Question

If $\alpha$, $\beta$ are the zeros of the quadratic polynomial $f\left(x\right)=2x^2-5x+7$. find a polynomial whose zeros are $2\alpha +3\beta$ and $3\alpha +2\beta$

Answer 1

Given: $p\left(x\right)=2x²-5x+7$ and its zeros are denoted by $\alpha$, $\beta$.
Compare $p\left(x\right)=2x²-5x+7$ with $ax²+bx+c$
$a=2,b=-5,c=7$
we know that ,
sum of zeros $=\alpha +\beta$
$=-\frac{b}{a}$
$=\frac{5}{2}$

product of zeros $=\frac{c}{a}$
$=\frac{7}{2}$
$2\alpha +3\beta$ and $3\alpha +2\beta$ are zeros of required polynomial.

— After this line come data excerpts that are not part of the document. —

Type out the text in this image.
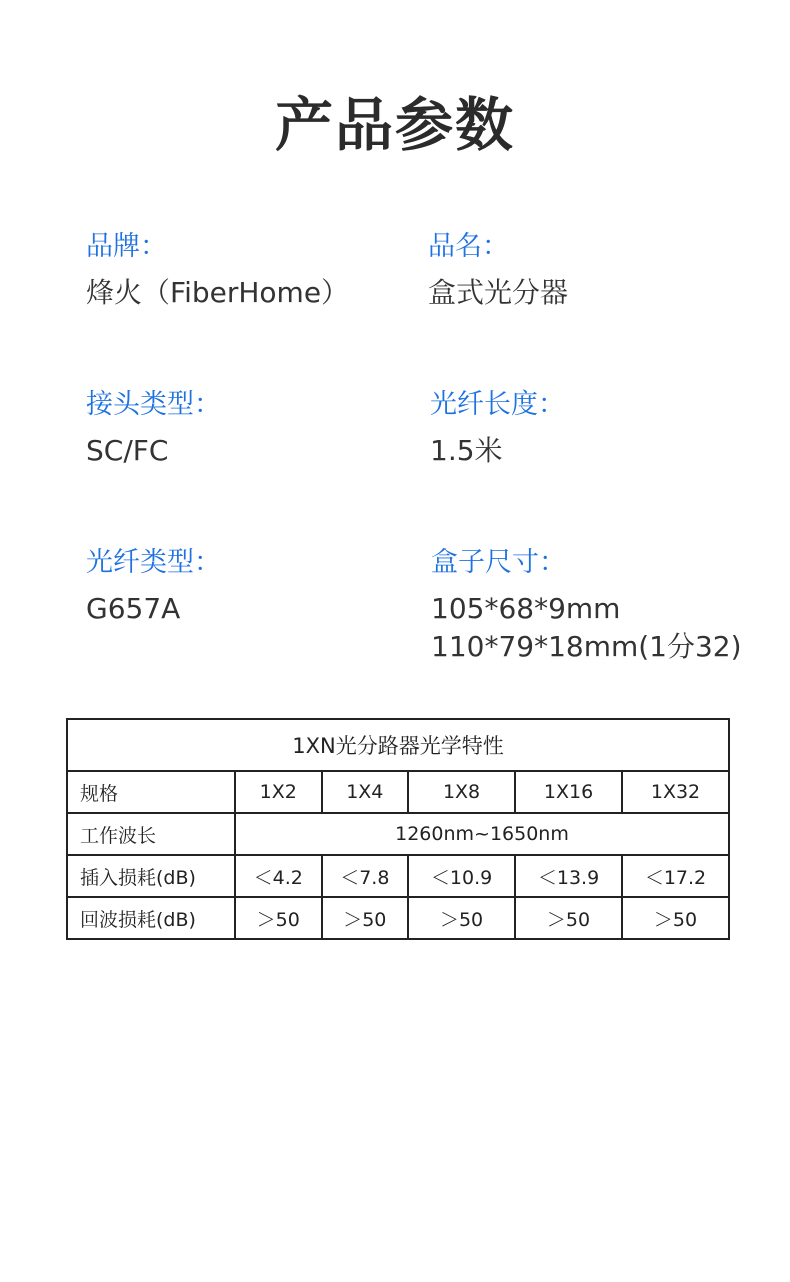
产品参数
品牌：
烽火（FiberHome）
品名：
盒式光分器
接头类型：
SC/FC
光纤长度：
1.5米
光纤类型：
G657A
盒子尺寸：
105*68*9mm
110*79*18mm(1分32)
1XN光分路器光学特性					
规格	1X2	1X4	1X8	1X16	1X32
工作波长	1260nm~1650nm				
插入损耗(dB)	＜4.2	＜7.8	＜10.9	＜13.9	＜17.2
回波损耗(dB)	＞50	＞50	＞50	＞50	＞50
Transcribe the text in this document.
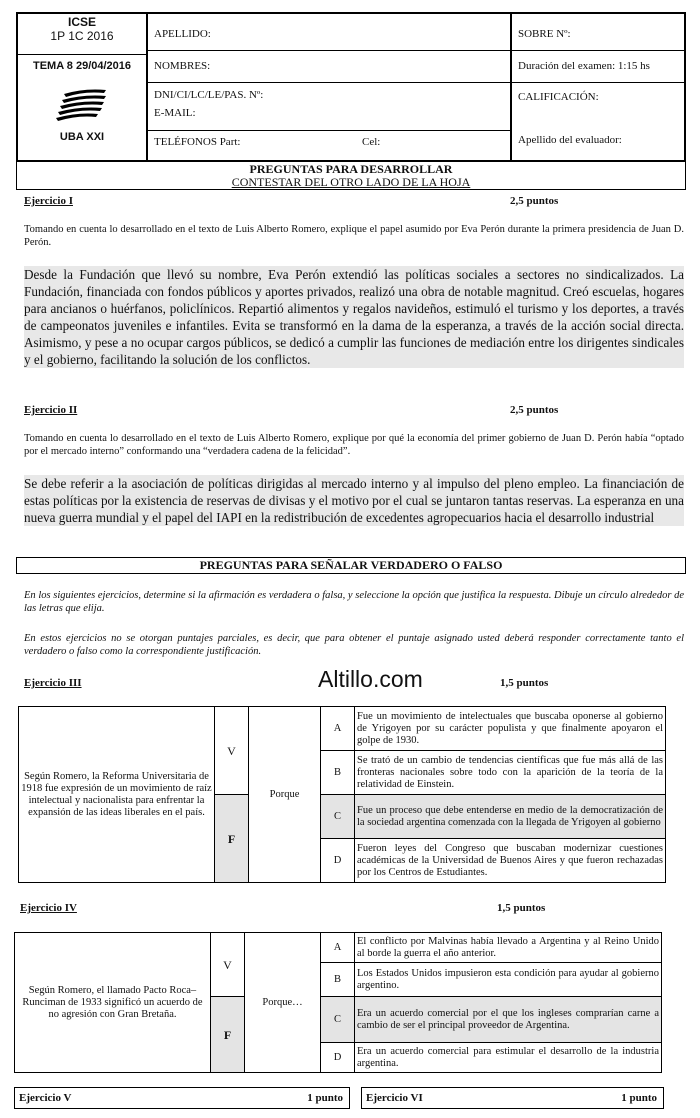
ICSE
1P 1C 2016
TEMA 8 29/04/2016
UBA XXI
APELLIDO:
NOMBRES:
DNI/CI/LC/LE/PAS. Nº:
E-MAIL:
TELÉFONOS Part:	Cel:
SOBRE Nº:
Duración del examen: 1:15 hs
CALIFICACIÓN:
Apellido del evaluador:
PREGUNTAS PARA DESARROLLAR
CONTESTAR DEL OTRO LADO DE LA HOJA
Ejercicio I	2,5 puntos
Tomando en cuenta lo desarrollado en el texto de Luis Alberto Romero, explique el papel asumido por Eva Perón durante la primera presidencia de Juan D. Perón.
Desde la Fundación que llevó su nombre, Eva Perón extendió las políticas sociales a sectores no sindicalizados. La Fundación, financiada con fondos públicos y aportes privados, realizó una obra de notable magnitud. Creó escuelas, hogares para ancianos o huérfanos, policlínicos. Repartió alimentos y regalos navideños, estimuló el turismo y los deportes, a través de campeonatos juveniles e infantiles. Evita se transformó en la dama de la esperanza, a través de la acción social directa. Asimismo, y pese a no ocupar cargos públicos, se dedicó a cumplir las funciones de mediación entre los dirigentes sindicales y el gobierno, facilitando la solución de los conflictos.
Ejercicio II	2,5 puntos
Tomando en cuenta lo desarrollado en el texto de Luis Alberto Romero, explique por qué la economía del primer gobierno de Juan D. Perón había “optado por el mercado interno” conformando una “verdadera cadena de la felicidad”.
Se debe referir a la asociación de políticas dirigidas al mercado interno y al impulso del pleno empleo. La financiación de estas políticas por la existencia de reservas de divisas y el motivo por el cual se juntaron tantas reservas. La esperanza en una nueva guerra mundial y el papel del IAPI en la redistribución de excedentes agropecuarios hacia el desarrollo industrial
PREGUNTAS PARA SEÑALAR VERDADERO O FALSO
En los siguientes ejercicios, determine si la afirmación es verdadera o falsa, y seleccione la opción que justifica la respuesta. Dibuje un círculo alrededor de las letras que elija.
En estos ejercicios no se otorgan puntajes parciales, es decir, que para obtener el puntaje asignado usted deberá responder correctamente tanto el verdadero o falso como la correspondiente justificación.
Ejercicio III	Altillo.com	1,5 puntos
Según Romero, la Reforma Universitaria de 1918 fue expresión de un movimiento de raíz intelectual y nacionalista para enfrentar la expansión de las ideas liberales en el país.	V	Porque	A	Fue un movimiento de intelectuales que buscaba oponerse al gobierno de Yrigoyen por su carácter populista y que finalmente apoyaron el golpe de 1930.
			B	Se trató de un cambio de tendencias científicas que fue más allá de las fronteras nacionales sobre todo con la aparición de la teoría de la relatividad de Einstein.
	F		C	Fue un proceso que debe entenderse en medio de la democratización de la sociedad argentina comenzada con la llegada de Yrigoyen al gobierno
			D	Fueron leyes del Congreso que buscaban modernizar cuestiones académicas de la Universidad de Buenos Aires y que fueron rechazadas por los Centros de Estudiantes.
Ejercicio IV	1,5 puntos
Según Romero, el llamado Pacto Roca–Runciman de 1933 significó un acuerdo de no agresión con Gran Bretaña.	V	Porque…	A	El conflicto por Malvinas había llevado a Argentina y al Reino Unido al borde la guerra el año anterior.
			B	Los Estados Unidos impusieron esta condición para ayudar al gobierno argentino.
	F		C	Era un acuerdo comercial por el que los ingleses comprarían carne a cambio de ser el principal proveedor de Argentina.
			D	Era un acuerdo comercial para estimular el desarrollo de la industria argentina.
Ejercicio V	1 punto	Ejercicio VI	1 punto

sum of zeros $=2\alpha +3\beta +3\alpha +2\beta$
$=5\alpha +5\beta$
$=5[\alpha +\beta ]$
$=5\times \frac{5}{2}$
$=\frac{25}{2}$

product of zeros $=(2\alpha +3\beta )(3\alpha +2\beta )$
$=2\alpha [3\alpha +2\beta ]+3\beta [3\alpha +2\beta ]$
$=6\alpha ²+4\alpha \beta +9\alpha \beta +6\beta ²$
$=6\alpha ²+13\alpha \beta +6\beta ²$
$=6[\alpha ²+\beta ²]+13\alpha \beta$
$=6\left[\right(\alpha +\beta )²-2\alpha \beta ]+13\alpha \beta$
$=6\left[\right(\frac{5}{2})²-2\times \frac{7}{2}]+13\times \frac{7}{2}$
$=6[\frac{25}{4}-7]+\frac{91}{2}$
$=6\left[\frac{25-28}{4}\right]+\frac{91}{2}$
$=6\left[\frac{-3}{4}\right]+\frac{91}{2}$
$=\frac{-18}{4}+\frac{91}{2}$
$=\frac{-9}{2}+\frac{91}{2}$
$=\frac{82}{2}$
$=41$

A quadratic polynomial is given by :-$k[x²-(sumofzeros)x+(productofzeros\left)\right]$

$=k[x^2-\frac{25}{2}x+41]$

Take $k=2$

$=2[x²-\frac{25}{2}x+41]$

$=2x^2-25x+82$ is the required polynomial.